After 15 months of striving to correct deficiencies at the Gov. Juan Luis Hospital and Medical Center, the hospital board learned Monday that the U.S. Centers for Medicare and Medicaid has confirmed the facility’s compliance and continued accreditation.
Ken Okolo, the hospital’s acting chief executive officer, read a letter from CMS dated Jan. 4 confirming the decision.
“From this day on, we can claim we are out of the systems improvement agreement,” Okolo said.
In September 2014, after a CMS team conducted an inspection of the hospital, JFL officials were notified of pending decertification due to a number of deficiencies, including questionable health care practices. CMS is the federal agency that certifies medical institutions for participation in the federal Medicare and Medicaid programs. Losing certification would mean loosing millions of dollars in funding.
After appeals from hospital administrators and the board, V.I. government officials and the delegate to Congress, the hospital was given until November 2014 to craft an acceptable systems improvement agreement that would outline corrective action.
After two attempts, the SIA was accepted, and the hospital had until the end of 2015 to make the necessary corrections. The required improvements included changes in governance, staffing, financial management, quality of care, training and supplies and equipment. The cost of implementing the SIA was reported to the V.I. Legislature as more than $7 million.
On Dec. 7, a CMS team arrived at the hospital and conducted a four-day inspection and on Dec. 21, JFL was notified of an SIA extension until Jan. 30, so Monday’s letter was a surprise.
The Jan. 4 letter stated, “CMS found condition-level compliance with required CoPs (conditions of participation) and we acknowledge both the efforts and progress your facility has made to accomplish that level of compliance.”
The letter was signed by William Roberson, CMS associate regional administrator.

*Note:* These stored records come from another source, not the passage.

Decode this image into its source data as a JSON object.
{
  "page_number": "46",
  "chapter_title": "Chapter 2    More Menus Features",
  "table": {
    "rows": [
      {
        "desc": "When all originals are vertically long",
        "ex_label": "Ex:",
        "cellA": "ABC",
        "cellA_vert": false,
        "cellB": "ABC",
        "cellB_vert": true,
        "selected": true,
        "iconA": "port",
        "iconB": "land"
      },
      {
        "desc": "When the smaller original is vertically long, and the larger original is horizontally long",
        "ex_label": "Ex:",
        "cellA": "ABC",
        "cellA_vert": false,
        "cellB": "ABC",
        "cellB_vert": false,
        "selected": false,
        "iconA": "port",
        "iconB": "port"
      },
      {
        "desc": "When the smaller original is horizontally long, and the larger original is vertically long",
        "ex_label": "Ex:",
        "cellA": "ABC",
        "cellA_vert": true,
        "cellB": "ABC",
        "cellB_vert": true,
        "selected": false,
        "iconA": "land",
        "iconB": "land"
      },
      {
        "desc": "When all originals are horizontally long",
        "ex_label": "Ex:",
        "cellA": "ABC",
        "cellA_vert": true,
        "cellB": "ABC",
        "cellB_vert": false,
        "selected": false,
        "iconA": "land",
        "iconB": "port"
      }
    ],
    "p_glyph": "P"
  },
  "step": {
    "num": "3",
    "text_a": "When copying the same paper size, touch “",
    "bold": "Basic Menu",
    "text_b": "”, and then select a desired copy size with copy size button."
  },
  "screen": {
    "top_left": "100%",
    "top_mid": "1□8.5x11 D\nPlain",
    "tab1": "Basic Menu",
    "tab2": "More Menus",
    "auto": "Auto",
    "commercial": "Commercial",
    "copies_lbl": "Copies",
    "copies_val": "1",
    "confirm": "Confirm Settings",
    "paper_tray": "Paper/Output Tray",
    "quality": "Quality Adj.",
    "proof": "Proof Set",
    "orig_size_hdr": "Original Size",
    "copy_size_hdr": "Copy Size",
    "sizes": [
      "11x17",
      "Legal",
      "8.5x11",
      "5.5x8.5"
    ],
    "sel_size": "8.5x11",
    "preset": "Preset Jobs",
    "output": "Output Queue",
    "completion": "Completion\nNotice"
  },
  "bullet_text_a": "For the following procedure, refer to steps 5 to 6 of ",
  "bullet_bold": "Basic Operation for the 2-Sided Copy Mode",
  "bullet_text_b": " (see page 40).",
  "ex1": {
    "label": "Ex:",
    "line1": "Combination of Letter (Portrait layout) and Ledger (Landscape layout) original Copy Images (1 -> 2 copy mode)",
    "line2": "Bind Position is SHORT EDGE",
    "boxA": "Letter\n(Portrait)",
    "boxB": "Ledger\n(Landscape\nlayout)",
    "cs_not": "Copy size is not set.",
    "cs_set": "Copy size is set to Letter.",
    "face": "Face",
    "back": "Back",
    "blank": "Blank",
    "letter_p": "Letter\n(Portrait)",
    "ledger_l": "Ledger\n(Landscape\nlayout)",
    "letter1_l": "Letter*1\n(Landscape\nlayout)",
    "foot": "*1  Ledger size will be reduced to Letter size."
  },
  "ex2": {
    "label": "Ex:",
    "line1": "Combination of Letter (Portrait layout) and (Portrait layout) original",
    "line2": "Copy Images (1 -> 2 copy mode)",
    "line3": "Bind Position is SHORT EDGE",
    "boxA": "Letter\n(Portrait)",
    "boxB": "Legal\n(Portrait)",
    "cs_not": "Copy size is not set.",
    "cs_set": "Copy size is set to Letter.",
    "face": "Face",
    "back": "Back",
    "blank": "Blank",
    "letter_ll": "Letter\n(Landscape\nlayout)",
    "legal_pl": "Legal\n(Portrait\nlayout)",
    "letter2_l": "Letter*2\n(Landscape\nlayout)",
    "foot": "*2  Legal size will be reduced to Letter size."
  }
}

At the same time, the letter said there were still deficiencies that will require a plan of correction by Jan. 14.
Okolo said the hospital now must sustain the corrective actions.
After the letter was read, board members Troy de Chabert-Schuster, Vera Falu, Philip Arcidi, Kimberly Jones and Joyce Heyliger gave the staff a standing ovation.
Arcidi, board treasurer, and Tim Lessing, chief financial officer, gave a brief financial report. November’s revenue was $182,000 higher than predicted and expenses were almost $80,000 less than budgeted.
The “great news,” according to Lessing is that the highest cash collection “in the history of this organization” occurred during the first two months of the fiscal year. He pointed out that the $5.4 million collected is not surplus but will be used to pay operational expenses.
Lessing and Arcidi said a financial meeting is being scheduled to plan how to manage $53 million in accounts payable that has accrued over the years. Paying back taxes into the Government Employees Retirement System is one subject to be discussed. Lessing said he doesn’t know the exact amount that is owed.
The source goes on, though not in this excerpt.